In the past, many people tended to hold jobs for life. Once a person got employed, they kept loyal to one employer for life unless something big or special necessitated change.
The Japanese are still known to keep jobs for life. In Malawi, today, many people change jobs quite often. The younger employers change even more frequently.
Some three years ago, I was involved in recruiting a manager for one of the charities that I support and one candidate had changed five jobs in three years!
Of course, it does not reflect well when you change jobs that frequently like the example here.
When you are considering changing jobs, there are few things that you need to do right so that you manage your change and transition effectively. First, you need to take your final decision on whether to move jobs or not. The fact that you have a new job offer from a new employer is not enough basis for you to decide to switch jobs.
Even simply being offered a higher basic salary is not an adequate reason to switch jobs. Even when you complete your table of comparisons that combines the cash equivalents of the benefits.
The first basis for switching jobs should be whether the new job will give you a much better mix and package of happiness, job satisfaction, career growth, networking opportunities, personal development and work-life balance. Money should be the last element, not the first consideration.
Last week, I met a friend of mine with whom I had worked with when I was a student intern at one of the companies in Blantyre in the late 1990s. This friend told me how he left the job in the company where I had met, three years later, taking a 30 percent pay cut for a job where he saw great opportunity for furthering his education, training, certification and professional development.
Ten years on, today he is a great and highly rewarding job—only because for three years, he worked on a lower paying job that accelerated his professional development and skills deepening. He had long-term career insight.
Once you have consulted your trusted friends and perhaps your mentors or coaches and you have come to a personal conviction that you need to switch to the new employer that offers you a new job, you now need to think of how you can best manage the exit and how you can prepare for your entry into the new job.
You need to seriously think about the exit from the current job as much as you think about the entry into the new job.
First, even before you can draft your resignation letter, you need to meticulously check what obligations you have with your current employer and also check the exit clauses. Many people do not even read exit clauses of their employment contract when signing job offers.
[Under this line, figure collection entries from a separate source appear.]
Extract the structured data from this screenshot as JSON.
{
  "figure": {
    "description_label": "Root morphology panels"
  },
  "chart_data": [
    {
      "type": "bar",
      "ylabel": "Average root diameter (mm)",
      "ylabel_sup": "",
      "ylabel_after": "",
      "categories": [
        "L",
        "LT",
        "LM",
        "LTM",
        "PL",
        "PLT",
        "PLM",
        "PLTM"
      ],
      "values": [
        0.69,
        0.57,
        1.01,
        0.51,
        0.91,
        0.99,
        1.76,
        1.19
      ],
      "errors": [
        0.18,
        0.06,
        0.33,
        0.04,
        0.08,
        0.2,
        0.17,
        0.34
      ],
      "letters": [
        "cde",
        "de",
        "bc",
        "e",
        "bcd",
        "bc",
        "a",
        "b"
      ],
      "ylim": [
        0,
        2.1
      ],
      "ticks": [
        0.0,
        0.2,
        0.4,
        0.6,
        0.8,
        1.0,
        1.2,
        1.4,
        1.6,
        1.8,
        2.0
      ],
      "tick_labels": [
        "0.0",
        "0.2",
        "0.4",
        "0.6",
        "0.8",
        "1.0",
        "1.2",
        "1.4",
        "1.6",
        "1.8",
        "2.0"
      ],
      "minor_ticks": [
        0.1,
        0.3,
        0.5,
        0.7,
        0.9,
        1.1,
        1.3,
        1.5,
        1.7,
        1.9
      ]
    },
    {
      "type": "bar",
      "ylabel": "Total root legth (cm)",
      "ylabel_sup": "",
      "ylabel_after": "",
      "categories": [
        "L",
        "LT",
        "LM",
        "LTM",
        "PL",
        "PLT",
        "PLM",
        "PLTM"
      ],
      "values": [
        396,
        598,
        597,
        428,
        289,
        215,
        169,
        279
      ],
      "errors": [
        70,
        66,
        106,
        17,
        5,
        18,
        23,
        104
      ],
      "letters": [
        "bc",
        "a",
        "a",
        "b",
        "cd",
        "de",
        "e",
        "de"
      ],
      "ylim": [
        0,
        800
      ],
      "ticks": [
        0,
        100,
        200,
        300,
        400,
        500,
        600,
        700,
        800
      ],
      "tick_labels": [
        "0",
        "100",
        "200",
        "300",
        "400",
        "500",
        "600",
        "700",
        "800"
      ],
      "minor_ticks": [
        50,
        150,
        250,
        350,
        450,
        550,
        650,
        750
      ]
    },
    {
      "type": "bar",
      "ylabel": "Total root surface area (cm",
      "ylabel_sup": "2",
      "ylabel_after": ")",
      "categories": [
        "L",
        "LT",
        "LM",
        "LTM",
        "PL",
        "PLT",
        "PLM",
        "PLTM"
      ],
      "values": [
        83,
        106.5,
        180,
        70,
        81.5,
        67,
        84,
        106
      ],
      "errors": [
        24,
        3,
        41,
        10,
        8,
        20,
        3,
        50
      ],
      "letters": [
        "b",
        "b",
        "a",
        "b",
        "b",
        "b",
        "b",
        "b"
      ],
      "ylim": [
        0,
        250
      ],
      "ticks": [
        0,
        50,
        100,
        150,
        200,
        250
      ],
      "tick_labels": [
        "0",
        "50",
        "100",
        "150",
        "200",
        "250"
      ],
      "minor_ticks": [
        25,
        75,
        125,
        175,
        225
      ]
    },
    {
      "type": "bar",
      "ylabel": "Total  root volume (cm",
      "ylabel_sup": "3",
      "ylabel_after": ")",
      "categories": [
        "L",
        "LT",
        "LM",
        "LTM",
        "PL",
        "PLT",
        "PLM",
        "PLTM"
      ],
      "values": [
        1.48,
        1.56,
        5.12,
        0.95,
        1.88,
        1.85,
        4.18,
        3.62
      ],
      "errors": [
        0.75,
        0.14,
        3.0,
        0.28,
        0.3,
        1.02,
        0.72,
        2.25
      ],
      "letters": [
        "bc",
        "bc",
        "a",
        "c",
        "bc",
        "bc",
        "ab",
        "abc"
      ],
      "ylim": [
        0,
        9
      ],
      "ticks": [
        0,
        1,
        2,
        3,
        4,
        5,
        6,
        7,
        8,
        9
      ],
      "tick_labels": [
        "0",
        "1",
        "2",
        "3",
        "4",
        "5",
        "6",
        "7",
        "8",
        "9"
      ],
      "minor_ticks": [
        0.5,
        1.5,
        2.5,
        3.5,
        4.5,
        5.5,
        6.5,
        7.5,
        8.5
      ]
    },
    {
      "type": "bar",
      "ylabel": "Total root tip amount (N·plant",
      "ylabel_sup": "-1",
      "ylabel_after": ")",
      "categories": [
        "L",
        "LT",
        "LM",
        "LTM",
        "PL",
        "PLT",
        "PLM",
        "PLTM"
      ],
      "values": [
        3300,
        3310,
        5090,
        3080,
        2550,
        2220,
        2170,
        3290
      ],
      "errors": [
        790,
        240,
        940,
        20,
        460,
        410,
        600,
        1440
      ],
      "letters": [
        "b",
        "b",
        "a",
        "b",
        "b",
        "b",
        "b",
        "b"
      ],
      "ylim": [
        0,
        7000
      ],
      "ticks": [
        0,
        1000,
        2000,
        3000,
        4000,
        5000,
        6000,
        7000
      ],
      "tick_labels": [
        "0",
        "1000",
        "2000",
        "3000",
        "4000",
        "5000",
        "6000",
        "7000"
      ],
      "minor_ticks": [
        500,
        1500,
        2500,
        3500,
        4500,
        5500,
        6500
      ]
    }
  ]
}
Some even forget to read this important clause even before they resign from their job. This can turn out to be costly to you. You may have to talk to your new employer to check if they may help you shoulder the burden of the exit implications as part of your negotiations, well before you close the deal.
Clearly, you need to be aware of your exit obligations even as you expect the new job offer to reach you. Ask how much you owe the company.
The second important matter about preparing for your exit is that you need to inform all the key people about your intended resignation before you serve them with the letter. You need to arrange a meeting with your immediate boss, and in some cases, including his or her boss.
Also have a good meeting with your main contact in human resources (HR) team. I remember that a few years ago when I was switching jobs in a distant place, the HR contact was so kind that she advised me to hold my resignation for just one more week to still be eligible for my bonus!